…Тем удивительнее было то сладкое ощущение свободного полета над землей, над стадионом, надо всем, что уже месяц было составной частью его жизни. Он даже не подозревал, что это так замечательно – лететь, парить, и по своему желанию менять высоту. Стоит только захотеть… Он не чувствовал тяжести тела, он ощущал, что его мышцы одновременно расслаблены и удивительно сильны и упруги и как-бы накачены тем воздухом, которым мы дышим и который поднимает аэростаты и поддерживает крылья самолетов, не давая им упасть на Землю.

Он парил над землей и ему хотелось найти то дерево, с которого он частенько смотрел на Кронштадт сквозь старенький полевой бинокль, который так удивительно приближал купол собора и делал его неотличимым от купола Исаакия. Это была старая могучая береза, одна из многих в аллее, которая вела к старинной финской усадьбе (от дома остался только гранитный фундамент и там можно было накопать много ржавых гвоздей) От середины ствола до кроны ветвей не было – от них остались только короткие сучки – и он думал всегда, что если бы не это, то с самой верхушки можно было бы даже разглядеть пирсы и причалы Кронштадта и фортов. Однако березу было трудно найти среди множества похожих деревьев и он поплыл в сторону поселка…

Скользя над крышами он увидел, что всё-всё распланировано с удивительной геометричностью и жесткой канцелярской точностью. Улицы строго параллельны и перпендикулярны друг другу. (Это было неожиданно – с земли казалось, что поселок застроен хаотично и улицы извиваются и сливаются в беспорядочные клубки, не подчиняясь никаким законам.)

Хорошо лететь!

Между тем он медленно просыпался и чем больше он снижался, тем тяжелее и неуправляемее становилось его тело, и когда он, наконец, коснулся земли, то открыл глаза и с недоумением увидел, что лежит на спине на обычной раскладушке и прямо ему в лицо сквозь волнообразное чистое оконное стекло светит яркое утреннее июльское солнце. В левой половинке окна была крона березы, а в правой ольхи. Листья были неподвижны и казались нарисованными на стекле.

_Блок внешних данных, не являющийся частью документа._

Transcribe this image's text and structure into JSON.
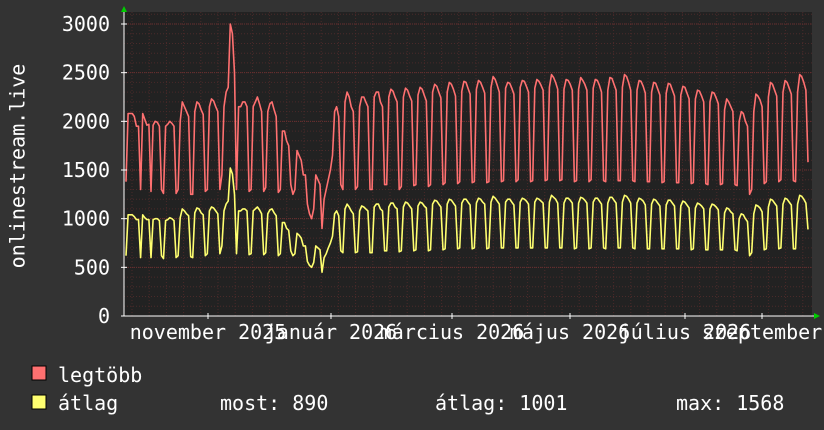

Неожиданный нарастающий грохот возник из ниоткуда, словно внезапно появившаяся из глубокого туннеля электричка. Непереносимый вой нарастал, достиг максимума, внезапно стал тихим и исчез. За окном, как на экране, проскользили три сверкающие тени с блестящими откинутыми назад крыльями, на которых рдели необычно большие красные звезды.

Звено истребителей – первенцев реактивной эры пронеслись словно стрелы выпущенные из многоствольного арбалета невидимого охотника, притаившегося в той дальней сосновой роще по одному ему ведомой цели…

Мальчик открыл окно. С первым вялым дуновением бриза прилетела бравурная мелодия. (Динамик у магазина включили. Значит уже девять, – подумал он.)

«Все выше и выше и выше стремим мы полет наших птиц…» Мальчик знал, что этой песне больше десяти лет и иногда он задумывался, почему её никто не поет на улицах. Даже летчики-фронтовики пели другое, а эту только по радио по случаю праздников.

Потом долетели слова «Сталинские соколы… слава… советские авиаторы…»

– Ага, – вспомнил мальчик. – Сегодня День Авиации. Надо пойти дядю Колю поздравить.


Дядя Коля сидел у дровяного сарайчика. Мальчик издалека увидел его круглую спину обтянутую выгоревшей и застиранной гимнастеркой, под мышками которой были большие темные полукружия пота, похожие на ручки инвалидных костылей. Дядя Коля сидел сгорбившись и лениво, но беспрерывно шевелил локтями, двигал руками вверх и вниз, производя какие-то пассы в небольшом пространстве вокруг плеч и головы. Капельки пота на маленькой лысинке прямо на темечке смешно посверкивали под утренним солнцем.